Bar Alto’s famous mussels
1 kg Spring Bay black mussels (scrubbed)
50 ml extra virgin olive oil
1 tablespoon garlic (finely chopped)
1 teaspoon fresh bird eye chili (minced)
150 ml dry white wine
2 ripe roma tomatoes (blanched and diced)
500 g good quality Italian canned tomato pulp
1/4 cup chopped Italian flat leaf parsley (loosely packed)
1/4 cup chopped fresh Genovese basil (loosely packed)
Sea salt to taste
Heat a heavy bottom cast iron pot until very hot.
Add extra virgin olive oil, mussels, garlic and chili in quick succession and shake well.
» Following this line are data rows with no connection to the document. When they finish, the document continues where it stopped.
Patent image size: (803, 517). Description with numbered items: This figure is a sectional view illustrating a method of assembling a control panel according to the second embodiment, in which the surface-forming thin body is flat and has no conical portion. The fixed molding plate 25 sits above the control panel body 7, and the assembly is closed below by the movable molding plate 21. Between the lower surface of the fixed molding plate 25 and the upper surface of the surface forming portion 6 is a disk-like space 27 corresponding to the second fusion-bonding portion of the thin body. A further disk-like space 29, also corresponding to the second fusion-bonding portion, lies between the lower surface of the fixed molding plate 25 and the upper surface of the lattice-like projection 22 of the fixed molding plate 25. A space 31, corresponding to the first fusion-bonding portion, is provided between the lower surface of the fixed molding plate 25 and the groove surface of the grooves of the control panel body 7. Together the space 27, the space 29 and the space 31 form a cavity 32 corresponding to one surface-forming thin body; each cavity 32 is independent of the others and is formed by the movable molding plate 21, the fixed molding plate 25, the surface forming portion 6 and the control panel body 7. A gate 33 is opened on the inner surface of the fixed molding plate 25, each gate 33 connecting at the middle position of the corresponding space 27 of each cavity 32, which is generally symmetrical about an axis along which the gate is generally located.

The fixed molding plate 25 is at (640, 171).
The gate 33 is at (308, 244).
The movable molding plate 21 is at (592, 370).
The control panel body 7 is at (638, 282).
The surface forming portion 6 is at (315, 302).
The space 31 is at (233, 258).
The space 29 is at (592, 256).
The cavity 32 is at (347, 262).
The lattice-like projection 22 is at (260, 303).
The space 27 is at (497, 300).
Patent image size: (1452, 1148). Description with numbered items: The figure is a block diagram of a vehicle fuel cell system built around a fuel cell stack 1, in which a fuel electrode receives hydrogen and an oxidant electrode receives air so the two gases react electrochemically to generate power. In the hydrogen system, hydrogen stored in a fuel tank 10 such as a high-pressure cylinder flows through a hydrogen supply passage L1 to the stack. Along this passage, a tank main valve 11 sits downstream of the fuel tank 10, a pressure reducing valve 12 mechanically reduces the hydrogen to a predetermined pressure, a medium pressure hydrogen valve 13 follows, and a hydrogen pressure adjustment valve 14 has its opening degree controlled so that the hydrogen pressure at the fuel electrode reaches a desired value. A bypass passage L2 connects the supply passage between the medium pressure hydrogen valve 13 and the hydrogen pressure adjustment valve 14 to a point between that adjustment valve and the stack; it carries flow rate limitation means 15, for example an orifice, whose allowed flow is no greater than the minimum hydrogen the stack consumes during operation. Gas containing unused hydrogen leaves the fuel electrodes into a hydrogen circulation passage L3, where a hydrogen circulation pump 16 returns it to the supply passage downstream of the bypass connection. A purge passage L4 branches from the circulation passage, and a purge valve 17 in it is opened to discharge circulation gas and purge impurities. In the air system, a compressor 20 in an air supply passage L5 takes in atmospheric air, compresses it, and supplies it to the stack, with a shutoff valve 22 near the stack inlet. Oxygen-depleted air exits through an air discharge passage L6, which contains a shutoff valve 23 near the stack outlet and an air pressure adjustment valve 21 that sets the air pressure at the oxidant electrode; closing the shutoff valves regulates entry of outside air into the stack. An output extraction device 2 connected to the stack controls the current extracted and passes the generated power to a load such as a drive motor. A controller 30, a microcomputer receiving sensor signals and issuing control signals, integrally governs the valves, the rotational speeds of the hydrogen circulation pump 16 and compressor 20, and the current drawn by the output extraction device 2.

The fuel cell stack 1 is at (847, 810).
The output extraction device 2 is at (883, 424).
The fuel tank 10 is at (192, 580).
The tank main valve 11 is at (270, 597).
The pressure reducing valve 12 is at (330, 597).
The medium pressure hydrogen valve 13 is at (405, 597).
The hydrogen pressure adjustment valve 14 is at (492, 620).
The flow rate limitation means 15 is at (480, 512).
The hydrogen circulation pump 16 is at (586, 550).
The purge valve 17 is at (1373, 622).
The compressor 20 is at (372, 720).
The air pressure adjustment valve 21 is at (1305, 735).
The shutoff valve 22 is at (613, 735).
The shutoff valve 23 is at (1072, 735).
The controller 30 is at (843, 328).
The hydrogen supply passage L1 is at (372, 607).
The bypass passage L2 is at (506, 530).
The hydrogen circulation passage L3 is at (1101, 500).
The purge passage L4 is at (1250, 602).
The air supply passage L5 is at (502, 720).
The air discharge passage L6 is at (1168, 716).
Pour in white wine and cover with a tight fitting lid, shaking occasionally.
The mussels will open in less than a minute. Strain into a colander, and reserve the cooking juices.
Arrange the mussels in a serving dish; any unopened mussels can be opened with a small knife.
Return the juices to the pot. Add tomato pulp and bring to a boil, then add the diced tomatoes, parsley and basil.
Check seasoning (mussels’ juices are naturally salty and you may not need to add any salt).
Serve with a good drizzle of extra virgin olive oil and toasted ciabatta.